The final two of six Catholic Town Meetings in Vermont took place at St. Theresa Church in Orleans and Christ the King Church in Rutland on Feb. 4 and 5, respectively.

More than 100 people attended the Rutland meeting, more than expected. This reflects what has proven true at each of the meetings intended to increase and improve opportunities for two-way communication between Burlington Bishop Christopher Coyne and the faithful — the laity want to be a part of the conversation regarding the future of the Church in Vermont.

As at earlier Catholic Town Meetings in January, the 90-minute gatherings began with prayer and brief remarks from the bishop, who shared information about the recently concluded Diocesan Synod, the status of abuse allegation reviews and plans to work with the Catholic Leadership Institute to help parishes become more vibrant.
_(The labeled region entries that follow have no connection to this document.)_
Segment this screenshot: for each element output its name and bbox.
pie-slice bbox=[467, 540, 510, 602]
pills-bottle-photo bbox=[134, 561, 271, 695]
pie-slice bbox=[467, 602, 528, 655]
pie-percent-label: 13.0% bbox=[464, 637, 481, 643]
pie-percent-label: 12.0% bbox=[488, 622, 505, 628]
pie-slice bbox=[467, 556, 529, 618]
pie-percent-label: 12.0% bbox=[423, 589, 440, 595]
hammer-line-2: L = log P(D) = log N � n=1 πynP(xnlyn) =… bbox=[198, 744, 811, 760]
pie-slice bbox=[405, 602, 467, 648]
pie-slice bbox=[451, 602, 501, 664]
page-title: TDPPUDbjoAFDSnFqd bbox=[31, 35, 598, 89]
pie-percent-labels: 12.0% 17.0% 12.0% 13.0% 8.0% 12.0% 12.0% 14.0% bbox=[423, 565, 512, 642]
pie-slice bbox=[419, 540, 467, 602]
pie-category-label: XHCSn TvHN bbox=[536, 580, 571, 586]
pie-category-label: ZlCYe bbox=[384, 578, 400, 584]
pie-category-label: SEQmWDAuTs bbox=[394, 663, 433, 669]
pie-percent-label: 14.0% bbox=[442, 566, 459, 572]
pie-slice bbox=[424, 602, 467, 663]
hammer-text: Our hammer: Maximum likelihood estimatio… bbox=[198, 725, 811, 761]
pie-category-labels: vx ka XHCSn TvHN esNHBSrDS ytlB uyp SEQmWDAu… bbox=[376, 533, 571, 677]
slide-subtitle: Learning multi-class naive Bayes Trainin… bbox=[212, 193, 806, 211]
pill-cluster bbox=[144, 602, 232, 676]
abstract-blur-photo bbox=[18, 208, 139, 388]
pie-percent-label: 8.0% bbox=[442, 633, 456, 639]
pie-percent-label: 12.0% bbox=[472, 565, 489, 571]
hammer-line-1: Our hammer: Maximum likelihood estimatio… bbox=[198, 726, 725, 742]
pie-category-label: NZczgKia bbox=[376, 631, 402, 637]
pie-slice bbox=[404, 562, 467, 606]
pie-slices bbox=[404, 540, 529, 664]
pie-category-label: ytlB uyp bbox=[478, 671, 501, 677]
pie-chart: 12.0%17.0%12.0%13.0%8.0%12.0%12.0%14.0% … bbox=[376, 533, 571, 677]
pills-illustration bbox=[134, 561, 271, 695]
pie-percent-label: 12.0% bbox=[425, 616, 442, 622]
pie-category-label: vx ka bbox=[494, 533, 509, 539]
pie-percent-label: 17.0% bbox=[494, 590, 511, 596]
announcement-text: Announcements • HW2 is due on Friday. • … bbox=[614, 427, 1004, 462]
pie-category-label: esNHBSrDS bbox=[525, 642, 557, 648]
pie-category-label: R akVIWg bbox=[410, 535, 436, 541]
Following Bishop Coyne’s opening statements, attendees asked questions on issues including child protection, confirmation age, the role of faith in politics, the possibility of female or married priests, that status of the former Cathedral of the Immaculate Conception in Burlington and how to encourage young people to be involved in parish life.

The bishop thanked people for their honesty in sharing their thoughts and concerns with him and in return offered honest and direct responses to their questions.

While those in attendance expressed various perspectives on how the Church in Vermont should move forward, the overall atmosphere was one of a community that cares deeply about the future and spreading the Good News that is the Gospel of Jesus Christ, a fact about which Bishop Coyne commented, “There is cause for rejoicing here.”

Both the Rutland and Orleans meetings had been rescheduled from evenings in January due to severe weather.